Tom rejects Jack's $200,000 blackmail demand. Jack kills movie executive Norman to set up Tom as the murderer like Tom set up Jack for the policeman killing. They agree to meet back in the desert. Jack proposes they play Russian roulette. Tom grabs the gun and shoots Jack dead. Jack had all the chambers loaded with bullets. Tom sets Jack and his trailer on fire and leaves. Next day Tom kisses his little girl who had been away.

==Cast==
- Garrett Hedlund as Thomas "Tom"
- Oscar Isaac as John "Jack" Jackson
- Mark Wahlberg as Norman
- Walton Goggins as Jim
- Louise Bourgoin as Milly
- Fran Kranz as Bob
- Dania Ramirez as Detective Beaumont
- Matt L. Jones as Louis
- Kylie Rogers as Sophie
- Oliver Cooper as Nicholas "Nick"

==Production==
On March 22, 2012, it was announced that Atlas Independent would produce the film, while William Monahan was set to direct on his own script, also operating on producer capacity. Henceforth Pictures was set to produce the film, while Relativity International would co-finance. The film was co-produced and financed by MICA entertainments headed by Dale Armin Johnson.

===Casting===
On December 4, 2012, Oscar Isaac and Jason Clarke joined the cast of the film for the lead roles. On May 16, 2013, Garrett Hedlund was set to star in the film for a supporting role. On July 18, 2013, Louise Bourgoin joined the film.

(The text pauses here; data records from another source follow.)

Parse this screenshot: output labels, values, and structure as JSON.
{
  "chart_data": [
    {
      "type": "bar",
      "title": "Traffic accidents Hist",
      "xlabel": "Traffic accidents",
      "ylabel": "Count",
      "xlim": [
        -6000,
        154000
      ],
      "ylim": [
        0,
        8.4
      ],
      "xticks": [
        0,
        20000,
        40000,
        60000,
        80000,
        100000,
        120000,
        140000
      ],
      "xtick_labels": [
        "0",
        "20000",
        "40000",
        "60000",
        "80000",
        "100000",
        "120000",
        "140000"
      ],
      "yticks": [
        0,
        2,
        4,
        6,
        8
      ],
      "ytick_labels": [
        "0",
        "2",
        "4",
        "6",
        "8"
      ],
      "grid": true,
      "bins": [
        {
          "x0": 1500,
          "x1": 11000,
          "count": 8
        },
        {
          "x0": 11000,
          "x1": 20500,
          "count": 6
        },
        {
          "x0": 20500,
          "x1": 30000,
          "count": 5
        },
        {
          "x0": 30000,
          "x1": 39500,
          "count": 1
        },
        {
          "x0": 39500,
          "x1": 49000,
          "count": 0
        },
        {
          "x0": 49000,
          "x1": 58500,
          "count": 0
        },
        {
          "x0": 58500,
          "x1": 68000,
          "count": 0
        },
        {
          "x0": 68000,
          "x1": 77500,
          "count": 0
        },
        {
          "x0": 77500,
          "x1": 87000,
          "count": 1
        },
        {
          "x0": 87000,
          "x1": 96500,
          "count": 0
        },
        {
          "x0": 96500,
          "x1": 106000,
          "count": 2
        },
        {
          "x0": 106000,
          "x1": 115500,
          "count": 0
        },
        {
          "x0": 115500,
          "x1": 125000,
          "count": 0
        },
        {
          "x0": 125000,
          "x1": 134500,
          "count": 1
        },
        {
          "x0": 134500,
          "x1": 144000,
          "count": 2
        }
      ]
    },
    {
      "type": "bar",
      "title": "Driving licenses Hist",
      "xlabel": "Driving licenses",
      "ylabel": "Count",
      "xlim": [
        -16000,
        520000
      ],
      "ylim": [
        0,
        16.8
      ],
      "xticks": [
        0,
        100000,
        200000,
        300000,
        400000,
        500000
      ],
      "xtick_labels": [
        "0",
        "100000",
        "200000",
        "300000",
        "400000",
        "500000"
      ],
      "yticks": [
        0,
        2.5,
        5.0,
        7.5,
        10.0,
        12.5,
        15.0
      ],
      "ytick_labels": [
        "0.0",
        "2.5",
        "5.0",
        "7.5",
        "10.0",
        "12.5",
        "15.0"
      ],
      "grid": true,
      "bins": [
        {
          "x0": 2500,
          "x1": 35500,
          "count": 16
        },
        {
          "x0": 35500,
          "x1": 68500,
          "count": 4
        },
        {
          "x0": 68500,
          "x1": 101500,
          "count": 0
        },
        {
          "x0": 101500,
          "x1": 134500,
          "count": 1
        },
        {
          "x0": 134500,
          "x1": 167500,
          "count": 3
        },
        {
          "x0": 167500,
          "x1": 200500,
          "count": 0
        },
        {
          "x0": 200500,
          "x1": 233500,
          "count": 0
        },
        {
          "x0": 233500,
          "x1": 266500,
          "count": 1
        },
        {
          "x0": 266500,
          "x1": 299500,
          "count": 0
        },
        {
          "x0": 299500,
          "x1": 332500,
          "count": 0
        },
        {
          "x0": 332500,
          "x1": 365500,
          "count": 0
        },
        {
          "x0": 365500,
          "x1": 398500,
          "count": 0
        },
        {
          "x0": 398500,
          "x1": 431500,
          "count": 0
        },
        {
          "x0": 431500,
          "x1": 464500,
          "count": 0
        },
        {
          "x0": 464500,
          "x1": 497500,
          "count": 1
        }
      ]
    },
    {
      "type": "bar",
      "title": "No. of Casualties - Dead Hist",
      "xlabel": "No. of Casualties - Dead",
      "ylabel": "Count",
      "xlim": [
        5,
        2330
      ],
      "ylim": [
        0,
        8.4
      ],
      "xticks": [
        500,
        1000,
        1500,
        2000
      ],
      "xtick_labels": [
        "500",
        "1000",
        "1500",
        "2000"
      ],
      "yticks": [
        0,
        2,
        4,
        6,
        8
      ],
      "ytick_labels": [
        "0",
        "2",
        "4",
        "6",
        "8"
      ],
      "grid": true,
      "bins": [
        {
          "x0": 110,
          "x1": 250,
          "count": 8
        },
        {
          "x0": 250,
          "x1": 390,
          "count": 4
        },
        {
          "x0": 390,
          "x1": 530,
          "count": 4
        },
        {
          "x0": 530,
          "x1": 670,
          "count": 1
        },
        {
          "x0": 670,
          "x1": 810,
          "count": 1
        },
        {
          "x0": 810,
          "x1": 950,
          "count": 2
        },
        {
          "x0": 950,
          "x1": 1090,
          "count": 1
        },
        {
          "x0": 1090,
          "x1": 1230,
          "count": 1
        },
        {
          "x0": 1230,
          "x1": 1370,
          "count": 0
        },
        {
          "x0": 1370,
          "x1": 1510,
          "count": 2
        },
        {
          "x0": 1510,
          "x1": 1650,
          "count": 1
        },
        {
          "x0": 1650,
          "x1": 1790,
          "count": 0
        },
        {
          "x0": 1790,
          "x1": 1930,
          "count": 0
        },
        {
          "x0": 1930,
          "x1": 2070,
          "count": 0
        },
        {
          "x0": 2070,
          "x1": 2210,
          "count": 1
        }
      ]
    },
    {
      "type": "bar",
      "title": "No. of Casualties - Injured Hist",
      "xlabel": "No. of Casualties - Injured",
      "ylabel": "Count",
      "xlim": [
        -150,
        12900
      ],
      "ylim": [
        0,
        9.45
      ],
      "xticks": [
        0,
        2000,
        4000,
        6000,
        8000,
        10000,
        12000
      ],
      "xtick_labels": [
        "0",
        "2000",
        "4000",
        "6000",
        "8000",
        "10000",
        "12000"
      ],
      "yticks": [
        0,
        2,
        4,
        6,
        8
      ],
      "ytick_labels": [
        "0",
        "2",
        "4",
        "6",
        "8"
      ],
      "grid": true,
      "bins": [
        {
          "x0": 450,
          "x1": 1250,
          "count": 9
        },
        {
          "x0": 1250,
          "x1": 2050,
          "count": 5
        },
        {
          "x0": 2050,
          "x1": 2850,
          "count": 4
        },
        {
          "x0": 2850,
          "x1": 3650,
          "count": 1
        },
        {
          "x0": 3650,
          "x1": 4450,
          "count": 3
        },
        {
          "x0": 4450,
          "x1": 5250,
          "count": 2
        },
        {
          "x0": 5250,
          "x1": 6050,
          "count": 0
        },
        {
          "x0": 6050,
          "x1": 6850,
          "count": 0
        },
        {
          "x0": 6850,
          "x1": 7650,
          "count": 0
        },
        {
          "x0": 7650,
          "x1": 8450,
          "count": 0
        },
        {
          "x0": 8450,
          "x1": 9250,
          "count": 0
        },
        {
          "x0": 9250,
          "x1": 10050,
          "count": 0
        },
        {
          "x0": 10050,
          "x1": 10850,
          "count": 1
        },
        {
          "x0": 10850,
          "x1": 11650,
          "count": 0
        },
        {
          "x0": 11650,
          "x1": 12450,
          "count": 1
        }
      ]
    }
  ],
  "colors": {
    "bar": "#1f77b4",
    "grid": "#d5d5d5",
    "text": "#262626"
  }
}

On September 27, 2013, Walton Goggins also signed on as part of the cast of the film. On October 2, 2013, Fran Kranz landed a role in the film, portraying a post-production assistant to Isaac's character.

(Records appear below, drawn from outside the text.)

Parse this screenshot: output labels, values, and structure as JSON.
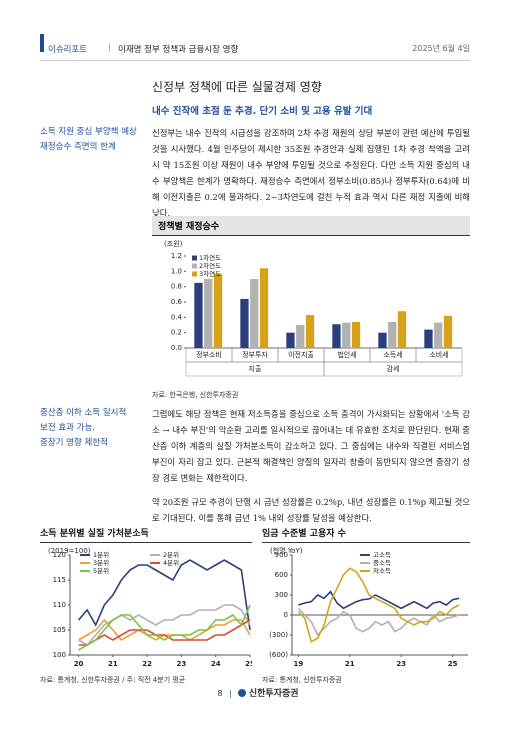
{
  "header": {
    "report": "이슈리포트",
    "title": "이재명 정부 정책과 금융시장 영향",
    "date": "2025년 6월 4일"
  },
  "page": {
    "title": "신정부 정책에 따른 실물경제 영향",
    "subtitle": "내수 진작에 초점 둔 추경. 단기 소비 및 고용 유발 기대"
  },
  "sections": [
    {
      "note": [
        "소득 지원 중심 부양책 예상",
        "재정승수 측면의 한계"
      ],
      "paragraphs": [
        "신정부는 내수 진작의 시급성을 강조하며 2차 추경 재원의 상당 부분이 관련 예산에 투입될 것을 시사했다. 4월 민주당이 제시한 35조원 추경안과 실제 집행된 1차 추경 착액을 고려 시 약 15조원 이상 재원이 내수 부양에 투입될 것으로 추정된다. 다만 소득 지원 중심의 내수 부양책은 한계가 명확하다. 재정승수 측면에서 정부소비(0.85)나 정부투자(0.64)에 비해 이전지출은 0.2에 불과하다. 2~3차연도에 걸친 누적 효과 역시 다른 재정 지출에 비해 낮다."
      ]
    },
    {
      "note": [
        "중산층 이하 소득 일시적",
        "보전 효과 가능.",
        "중장기 영향 제한적"
      ],
      "paragraphs": [
        "그럼에도 해당 정책은 현재 저소득층을 중심으로 소득 충격이 가시화되는 상황에서 '소득 감소 → 내수 부진'의 악순환 고리를 일시적으로 끊어내는 데 유효한 조치로 판단된다. 현재 중산층 이하 계층의 실질 가처분소득이 감소하고 있다. 그 중심에는 내수와 직결된 서비스업 부진이 자리 잡고 있다. 근본적 해결책인 양질의 일자리 창출이 동반되지 않으면 중장기 성장 경로 변화는 제한적이다.",
        "약 20조원 규모 추경이 단행 시 금년 성장률은 0.2%p, 내년 성장률은 0.1%p 제고될 것으로 기대된다. 이를 통해 금년 1% 내외 성장률 달성을 예상한다."
      ]
    }
  ],
  "chart_data": [
    {
      "type": "bar",
      "title": "정책별 재정승수",
      "ylabel": "(조원)",
      "source": "자료: 한국은행, 신한투자증권",
      "groups": [
        {
          "name": "지출",
          "categories": [
            "정부소비",
            "정부투자",
            "이전지출"
          ]
        },
        {
          "name": "감세",
          "categories": [
            "법인세",
            "소득세",
            "소비세"
          ]
        }
      ],
      "series": [
        {
          "name": "1차연도",
          "color": "#2b3f7c",
          "values": [
            0.85,
            0.64,
            0.2,
            0.31,
            0.2,
            0.24
          ]
        },
        {
          "name": "2차연도",
          "color": "#b1b1b1",
          "values": [
            0.9,
            0.9,
            0.3,
            0.33,
            0.34,
            0.33
          ]
        },
        {
          "name": "3차연도",
          "color": "#d6a21a",
          "values": [
            0.97,
            1.04,
            0.43,
            0.34,
            0.48,
            0.42
          ]
        }
      ],
      "ylim": [
        0,
        1.2
      ],
      "yticks": [
        {
          "value": 0,
          "label": "0.0"
        },
        0.2,
        0.4,
        0.6,
        0.8,
        {
          "value": 1,
          "label": "1.0"
        },
        1.2
      ],
      "legend": "upper-left"
    },
    {
      "type": "line",
      "title": "소득 분위별 실질 가처분소득",
      "ylabel": "(2019=100)",
      "source": "자료: 통계청, 신한투자증권 / 주: 직전 4분기 평균",
      "x": [
        20,
        20.25,
        20.5,
        20.75,
        21,
        21.25,
        21.5,
        21.75,
        22,
        22.25,
        22.5,
        22.75,
        23,
        23.25,
        23.5,
        23.75,
        24,
        24.25,
        24.5,
        24.75,
        25
      ],
      "series": [
        {
          "name": "1분위",
          "color": "#2b3f7c",
          "values": [
            107,
            109,
            106,
            110,
            112,
            115,
            117,
            118,
            118,
            117,
            116,
            115,
            118,
            119,
            118,
            117,
            118,
            119,
            118,
            117,
            105
          ]
        },
        {
          "name": "2분위",
          "color": "#b1b1b1",
          "values": [
            103,
            102,
            104,
            106,
            107,
            108,
            107,
            108,
            107,
            106,
            107,
            107,
            108,
            108,
            109,
            109,
            109,
            110,
            110,
            109,
            106
          ]
        },
        {
          "name": "3분위",
          "color": "#e8a33a",
          "values": [
            103,
            104,
            105,
            107,
            105,
            103,
            104,
            105,
            104,
            103,
            104,
            104,
            104,
            103,
            104,
            105,
            106,
            106,
            107,
            107,
            104
          ]
        },
        {
          "name": "4분위",
          "color": "#e0463a",
          "values": [
            102,
            102,
            103,
            104,
            103,
            104,
            105,
            105,
            105,
            104,
            104,
            103,
            103,
            103,
            103,
            103,
            104,
            104,
            105,
            106,
            107
          ]
        },
        {
          "name": "5분위",
          "color": "#7cc243",
          "values": [
            101,
            102,
            103,
            105,
            107,
            108,
            108,
            106,
            104,
            104,
            103,
            104,
            104,
            104,
            105,
            105,
            107,
            107,
            108,
            106,
            110
          ]
        }
      ],
      "xlim": [
        19.75,
        25
      ],
      "xticks": [
        20,
        21,
        22,
        23,
        24,
        25
      ],
      "ylim": [
        100,
        120
      ],
      "yticks": [
        100,
        105,
        110,
        115,
        120
      ],
      "legend": "upper-left"
    },
    {
      "type": "line",
      "title": "임금 수준별 고용자 수",
      "ylabel": "(천명 YoY)",
      "source": "자료: 통계청, 신한투자증권",
      "x": [
        19,
        19.25,
        19.5,
        19.75,
        20,
        20.25,
        20.5,
        20.75,
        21,
        21.25,
        21.5,
        21.75,
        22,
        22.25,
        22.5,
        22.75,
        23,
        23.25,
        23.5,
        23.75,
        24,
        24.25,
        24.5,
        24.75,
        25,
        25.25
      ],
      "series": [
        {
          "name": "고소득",
          "color": "#2b3f7c",
          "values": [
            150,
            180,
            200,
            300,
            250,
            350,
            180,
            100,
            150,
            200,
            230,
            240,
            300,
            250,
            200,
            150,
            100,
            150,
            200,
            150,
            100,
            180,
            200,
            150,
            230,
            250
          ]
        },
        {
          "name": "중소득",
          "color": "#b1b1b1",
          "values": [
            100,
            0,
            -100,
            -300,
            -200,
            -100,
            -50,
            50,
            0,
            -200,
            -250,
            -200,
            -100,
            -150,
            -100,
            -250,
            -200,
            -100,
            -50,
            -100,
            -150,
            0,
            -100,
            -50,
            -30,
            0
          ]
        },
        {
          "name": "저소득",
          "color": "#d6a21a",
          "values": [
            50,
            -50,
            -400,
            -350,
            -150,
            200,
            400,
            600,
            700,
            650,
            500,
            300,
            250,
            200,
            150,
            100,
            -50,
            -100,
            -150,
            -100,
            -100,
            -50,
            50,
            0,
            100,
            150
          ]
        }
      ],
      "xlim": [
        18.75,
        25.6
      ],
      "xticks": [
        19,
        21,
        23,
        25
      ],
      "ylim": [
        -600,
        900
      ],
      "yticks": [
        {
          "value": -600,
          "label": "(600)"
        },
        {
          "value": -300,
          "label": "(300)"
        },
        0,
        300,
        600,
        900
      ],
      "legend": "upper-center"
    }
  ],
  "footer": {
    "page": "8",
    "brand": "신한투자증권"
  }
}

On March 24, 2014, Mark Wahlberg revealed that he had filmed a supporting role in the film along with Isaac and Hedlund - he told Collider that he would play a "small part" in the film.

===Filming===
In March 2012, the production of the film was set to begin in August in Southern California. By December 2012, the production was delayed until early 2013. On September 27, 2013, filming was finally underway at a location in Los Angeles and Mojave Desert.

===Music===
On July 10, 2014, it was announced that Andrew Hewitt would be composing the music for the film.

==Release==
On November 7, 2013, some images from the film were released. Mojave had its world premiere at the Tribeca Film Festival on April 18, 2015. On April 24, 2015, A24 and DirecTV Cinema confirmed they had acquired U.S. distribution rights to the film. The film was released on DirecTV Cinema on December 3, 2015, prior to opening in a limited release on January 22, 2016.

==Reception==
The film received mixed to negative reviews from critics. On Rotten Tomatoes, the film has a 32% score, based on 73 reviews, with an average rating of 4.8/10. The site's critical consensus states, "Mojave has no shortage of talent on either side of the camera; unfortunately, it amounts to little more than a frustrating missed opportunity." Metacritic reports a 41 out of 100 rating based on 23 critics, indicating "mixed or average reviews".